Обещания тьмы - Максим Шаттам
Шрифт:
Интервал:
Закладка:
– Отлично. Все сходится, кроме самого главного! Чего боялся Кеттер? Снимать порнофильмы не запрещено законом.
– Только не в том случае, если в фильмах происходит изнасилование. Трипонелли это нравилось, и в Интернете у них полно клиентов, я просто уверена.
– Кеттер боится, что видеозаписи этих изнасилований найдут и суд признает его виновным в самоубийстве Огденс и Уивер? Версия принята.
– Теперь я смогу получить разрешение на обыск в квартире Кеттера.
– Подожди минуту. Он сжег дом Ганро. Тогда кто же звонил нам той ночью?
– Он. Кроме него, этого никто не мог сделать.
– Это глупо! Мы бы никогда не приехали туда, если бы не его звонок!
– Кто сказал, что преступники – гении? Что, если он хотел бросить нам вызов, показать, что теперь у нас ничего нет, что все улики сгорели?
– Что ж, это вполне правдоподобно. Учитывая тупость этих парней, признаю, что это возможно. Что ты надеешься у него найти?
– Диски. Вдруг у него что-то завалялось. Конфискуем его телефон и проверим, не созванивался ли он с Трипонелли.

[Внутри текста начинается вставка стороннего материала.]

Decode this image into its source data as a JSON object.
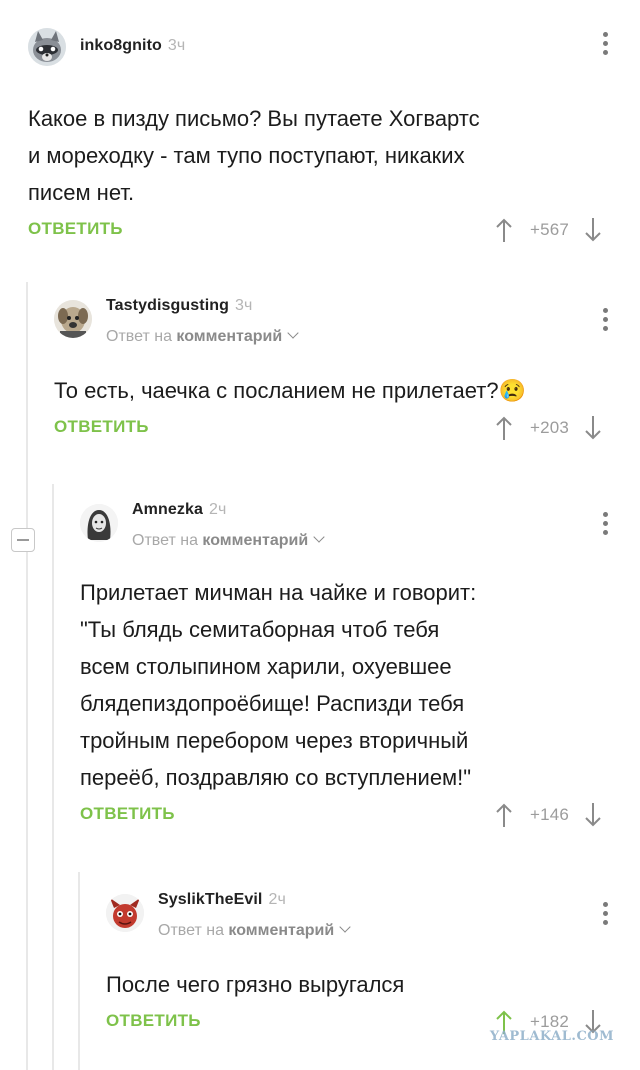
{
  "comments": [
    {
      "username": "inko8gnito",
      "time": "3ч",
      "body_lines": [
        "Какое в пизду письмо? Вы путаете Хогвартс",
        "и мореходку - там тупо поступают, никаких",
        "писем нет."
      ],
      "reply_label": "ОТВЕТИТЬ",
      "score": "+567",
      "avatar_icon": "raccoon-avatar"
    },
    {
      "username": "Tastydisgusting",
      "time": "3ч",
      "reply_to_prefix": "Ответ на",
      "reply_to_link": "комментарий",
      "body_lines": [
        "То есть, чаечка с посланием не прилетает?"
      ],
      "emoji": "😢",
      "reply_label": "ОТВЕТИТЬ",
      "score": "+203",
      "avatar_icon": "dog-avatar"
    },
    {
      "username": "Amnezka",
      "time": "2ч",
      "reply_to_prefix": "Ответ на",
      "reply_to_link": "комментарий",
      "body_lines": [
        "Прилетает мичман на чайке и говорит:",
        "\"Ты блядь семитаборная чтоб тебя",
        "всем столыпином харили, охуевшее",
        "блядепиздопроёбище! Распизди тебя",
        "тройным перебором через вторичный",
        "переёб, поздравляю со вступлением!\""
      ],
      "reply_label": "ОТВЕТИТЬ",
      "score": "+146",
      "avatar_icon": "sketch-portrait-avatar"
    },
    {
      "username": "SyslikTheEvil",
      "time": "2ч",
      "reply_to_prefix": "Ответ на",
      "reply_to_link": "комментарий",
      "body_lines": [
        "После чего грязно выругался"
      ],
      "reply_label": "ОТВЕТИТЬ",
      "score": "+182",
      "avatar_icon": "red-creature-avatar"
    }
  ],
  "watermark": "YAPLAKAL.COM",
  "colors": {
    "accent_green": "#7ec24a",
    "muted_gray": "#a8a8a8"
  }
}
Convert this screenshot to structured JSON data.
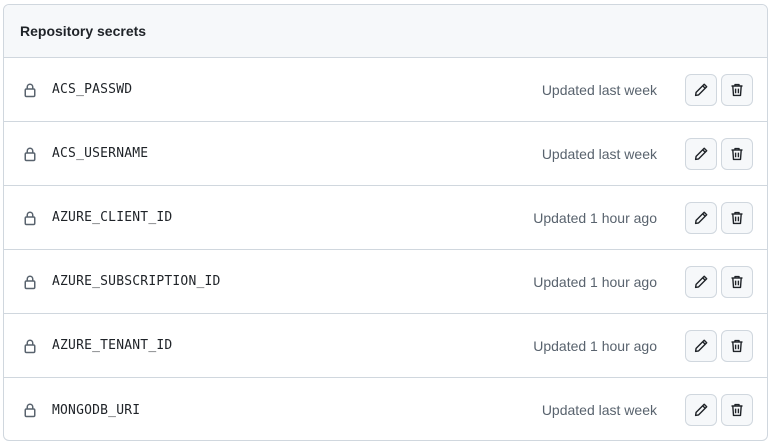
{
  "panel": {
    "title": "Repository secrets"
  },
  "secrets": [
    {
      "name": "ACS_PASSWD",
      "updated": "Updated last week"
    },
    {
      "name": "ACS_USERNAME",
      "updated": "Updated last week"
    },
    {
      "name": "AZURE_CLIENT_ID",
      "updated": "Updated 1 hour ago"
    },
    {
      "name": "AZURE_SUBSCRIPTION_ID",
      "updated": "Updated 1 hour ago"
    },
    {
      "name": "AZURE_TENANT_ID",
      "updated": "Updated 1 hour ago"
    },
    {
      "name": "MONGODB_URI",
      "updated": "Updated last week"
    }
  ],
  "icons": {
    "row": "lock-icon",
    "edit": "pencil-icon",
    "delete": "trash-icon"
  },
  "colors": {
    "border": "#d0d7de",
    "header_bg": "#f6f8fa",
    "muted_text": "#59636e",
    "text": "#1f2328"
  }
}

Может быть, удастся найти доказательство, что он был у Ганро вечером в день его смерти.
– Постарайся убедить судью. Эта страна одержима уважением к частной жизни, и так будет до тех пор, пока не произойдет какая-нибудь катастрофа! Я позвоню местным копам, увидимся у Кеттера.
– До скорого.
– Аннабель?
– Что?
– Отличная работа.
57
Джек Тайер ждал в машине. Впереди в другой машине сидели двое полицейских.
Солнце быстро село, на Манхэттене вспыхнул свет в окнах домов, в витринах, в уличных фонарях. В капоте «форда» отражались рождественские гирлянды. Прохожих становилось все больше. Рабочий день окончился, все спешили домой. Матери с детьми. Парочки. Множество одиноких силуэтов.
Таких, как я…
В этом году Джек дал себе обещание не праздновать Новый год с родственниками. Дядюшки, тетушки, племянники, собиравшиеся в доме родителей, – он этого не вынесет. Ему нужно отдохнуть от сочувственных взглядов (ведь он одинок) и от слов «тебе не понять» (ведь у него нет детей). Хотя бы раз в жизни он этого избежит.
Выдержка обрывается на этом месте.